In fact, the JISSN nutrient timing position stand points to the benefits of consuming a combination of creatine with carbohydrates and proteins both before and after a workout.
Given that standard recommendations for creatine consumption range from two to five grams a day (not accounting for the “loading” period where intake may increase to 20 grams a day for about a week), you could add a couple grams of creatine to a pre- and post-workout shake as an easy way to achieve the suggested level of intake.
Cordyceps Sinensis is a well documented mushroom which has been tested in multiple clinical studies, some of which demonstrated increased endurance, resistance to fatigue and improvement in oxygen utilization by as much as 50%.
It is believed that one way the cordyceps mushroom achieves this is by affecting the ATP cycle. By providing raw Adenosine, ADP is converted to ATP more readily, allowing the body more bioavailable cellular energy.
Well-studied antioxidants like Green Tea Extract further eliminate fatigue causing free radicals, and enhance fast recovery for athletes on any level. This Tibetan fungus helps boost immediate strength by contributing to your ATP (adenosine tri-phosphate) cycle.
Combine creatine and Cordyceps for greater immediate strength.
Beta-alanine may not be as well-known as caffeine and creatine, but it certainly deserves a spot at your pre-workout table. This non-essential amino acid, like creatine, can be produced naturally by your body, but supplementation appears to improve athletic performance.
The role beta-alanine plays in improving performance comes from its ability to increase the availability of muscle carnosine. This is important because muscle carnosine works to buffer away the buildup of hydrogen atoms in working muscle, essentially preventing your muscles from becoming fatigued.
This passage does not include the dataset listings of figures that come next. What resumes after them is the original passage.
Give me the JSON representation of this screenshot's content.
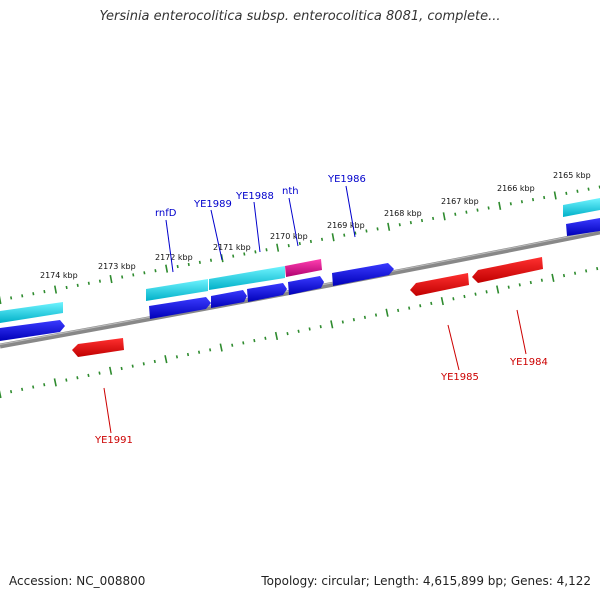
{
  "title": "Yersinia enterocolitica subsp. enterocolitica 8081, complete...",
  "footer": {
    "accession": "Accession: NC_008800",
    "summary": "Topology: circular; Length: 4,615,899 bp; Genes: 4,122"
  },
  "scale_labels": [
    "2165 kbp",
    "2166 kbp",
    "2167 kbp",
    "2168 kbp",
    "2169 kbp",
    "2170 kbp",
    "2171 kbp",
    "2172 kbp",
    "2173 kbp",
    "2174 kbp"
  ],
  "gene_labels": {
    "forward": [
      "rnfD",
      "YE1989",
      "YE1988",
      "nth",
      "YE1986"
    ],
    "reverse": [
      "YE1991",
      "YE1985",
      "YE1984"
    ]
  },
  "colors": {
    "backbone": "#777777",
    "tick": "#2e8b2e",
    "forward_gene": "#0000e0",
    "reverse_gene": "#e00000",
    "feature_cyan": "#00d8e8",
    "feature_magenta": "#e0108a",
    "forward_label": "#0000cc",
    "reverse_label": "#cc0000"
  }
}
The more muscle carnosine you have available to buffer away hydrogen, the longer it will take you to grow tired, particularly during short-duration, high-intensity bouts of exercise.
A 2012 meta-analysis on the benefits of beta-alanine found that supplementation was effective at improving exercise capacity, and the median effect of the improvement across all studies was 2.85-percent.
In a world where athletes are looking for the tiniest edge, a 2.85-percent improvement in exercise performance or capacity is certainly beneficial.
Just keep in mind that while beta-alanine is effective at improving exercise capacity during short bouts of high intensity effort, it doesn’t appear to improve performance during exercise lasting less than 60-seconds. So if you want an edge during a sprint or a one-rep max, it may not be your best bet.